In this configuration, i-net Clear Reports would be running in an application server that presents your web front-end or web application as well. It's recommended to set the authentication method to 'Internal web server' for that use case. This enables i-net Clear Reports to share the session and authentication with your web application.

If you require another authentication method or i-net Clear Reports runs in a separate process (e.g. IIS or Apache with PHP), make sure that i-net Clear Reports is accessed by the same host name as your front-end server. Furthermore, the credential store has to be the same for the web application and i-net Clear Reports. This is required to enable the client browser to automatically resend the authentication when switching between the web application and i-net Clear Reports. The user won't be notified about this re-login so the user experience is seamless.

In case you want to install i-net Clear Reports on a firewall-protected back-end server, a different setup for authentication has to be used. Since your web site or application is hosted on another (front-end) server, i-net Clear Reports has to contact this server to share the authentication. Make sure, this connection is not blocked by the firewall as well.

To set up this solution please:

• Setup a Proxy on the front end server. This can be done by using the ASPX proxy script located in the samples folder of the i-net Clear Reports SDK. If you're using another proxy, make sure to forward all cookies and/or the authentication header to the i-net Clear Reports server.
• Install a login script on the front-end server. See External Script section for details.
• Make sure the back-end server can contact the front-end server for the Login Script
• Configure i-net Clear Reports to the authentication method 'External web server' and set the 'Login URL' to the location of the Login Script on the front-end server

How it works in production:

It's important in this scenario, that request 1. and 2. pass all cookies (session ID) and header (authentication header).

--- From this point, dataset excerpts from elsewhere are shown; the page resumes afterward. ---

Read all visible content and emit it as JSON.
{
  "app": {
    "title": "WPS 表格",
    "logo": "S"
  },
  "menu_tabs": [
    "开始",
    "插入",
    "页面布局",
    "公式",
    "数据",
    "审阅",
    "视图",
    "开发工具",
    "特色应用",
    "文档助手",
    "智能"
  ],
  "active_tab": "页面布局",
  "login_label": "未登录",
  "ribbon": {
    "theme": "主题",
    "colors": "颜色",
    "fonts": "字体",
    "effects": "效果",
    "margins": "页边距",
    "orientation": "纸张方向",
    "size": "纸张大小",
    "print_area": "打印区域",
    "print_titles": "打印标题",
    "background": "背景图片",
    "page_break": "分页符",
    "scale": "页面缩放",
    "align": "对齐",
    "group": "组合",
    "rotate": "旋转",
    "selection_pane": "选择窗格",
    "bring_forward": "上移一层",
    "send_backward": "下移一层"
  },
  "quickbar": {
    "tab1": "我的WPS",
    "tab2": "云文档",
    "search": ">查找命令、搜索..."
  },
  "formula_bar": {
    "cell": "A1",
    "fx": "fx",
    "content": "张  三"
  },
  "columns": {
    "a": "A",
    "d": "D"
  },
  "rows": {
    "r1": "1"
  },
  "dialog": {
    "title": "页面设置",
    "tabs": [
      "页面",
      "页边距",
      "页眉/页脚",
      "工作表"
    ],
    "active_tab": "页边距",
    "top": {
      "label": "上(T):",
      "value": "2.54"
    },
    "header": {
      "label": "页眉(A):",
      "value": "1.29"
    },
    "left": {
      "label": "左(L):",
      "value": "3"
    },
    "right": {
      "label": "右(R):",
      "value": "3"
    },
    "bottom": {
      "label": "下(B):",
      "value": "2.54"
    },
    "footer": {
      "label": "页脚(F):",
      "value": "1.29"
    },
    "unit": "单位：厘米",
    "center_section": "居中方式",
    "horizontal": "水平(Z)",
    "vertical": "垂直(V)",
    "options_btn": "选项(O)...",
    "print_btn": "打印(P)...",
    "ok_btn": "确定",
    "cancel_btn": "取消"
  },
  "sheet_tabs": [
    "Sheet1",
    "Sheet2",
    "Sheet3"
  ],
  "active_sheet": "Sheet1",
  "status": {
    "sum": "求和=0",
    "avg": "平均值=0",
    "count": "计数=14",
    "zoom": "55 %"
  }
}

This allows the Login Script on the front-end server to identify a user by session cookie or by authentication.

In this scenario the web site/application server and the server hosting i-net Clear Reports are both connected to the same network or the internet. The user can directly access both servers. So in contrast to the front-end / back-end architecture, there is no proxy which can pass the authentication or session data from the web site/application server to the reporting server. So passing the session cookie has to be done by the web site running in the browser of the client/user. For that reason, a front-end / back-end solution is recommended in most cases.

To set up this solution please:

• Install a login script on the web site/application server, see External Script section for details.
• Modify your web site or application to present the i-net Clear Reports report or web interface in an IFRAME embedded in your web site/application
• Modify your web web site or application to pass the session cookie to this IFRAME so that the IFRAME uses this cookie when querying the reporting server
• Configure i-net Clear Reports to use the authentication method 'External web server' and set the 'login URL' to the location of the login script on the web site/application server.

How it works in production:

As you can see, the most critical point here is to pass the session from your web application to the reporting IFRAME. Most browsers will try to prevent you from re-using a cookie for another host. So it requires sophisticated JavaScript knowledge to implement such solution.

Alternatively you may pass the required session data as URL parameters to the IFRAME. But since i-net Clear Reports only passes Cookies and HTTP header fields to the Login Script, this would require to extend the reporting server with a plugin to convert the URL parameters to a cookie for authentication.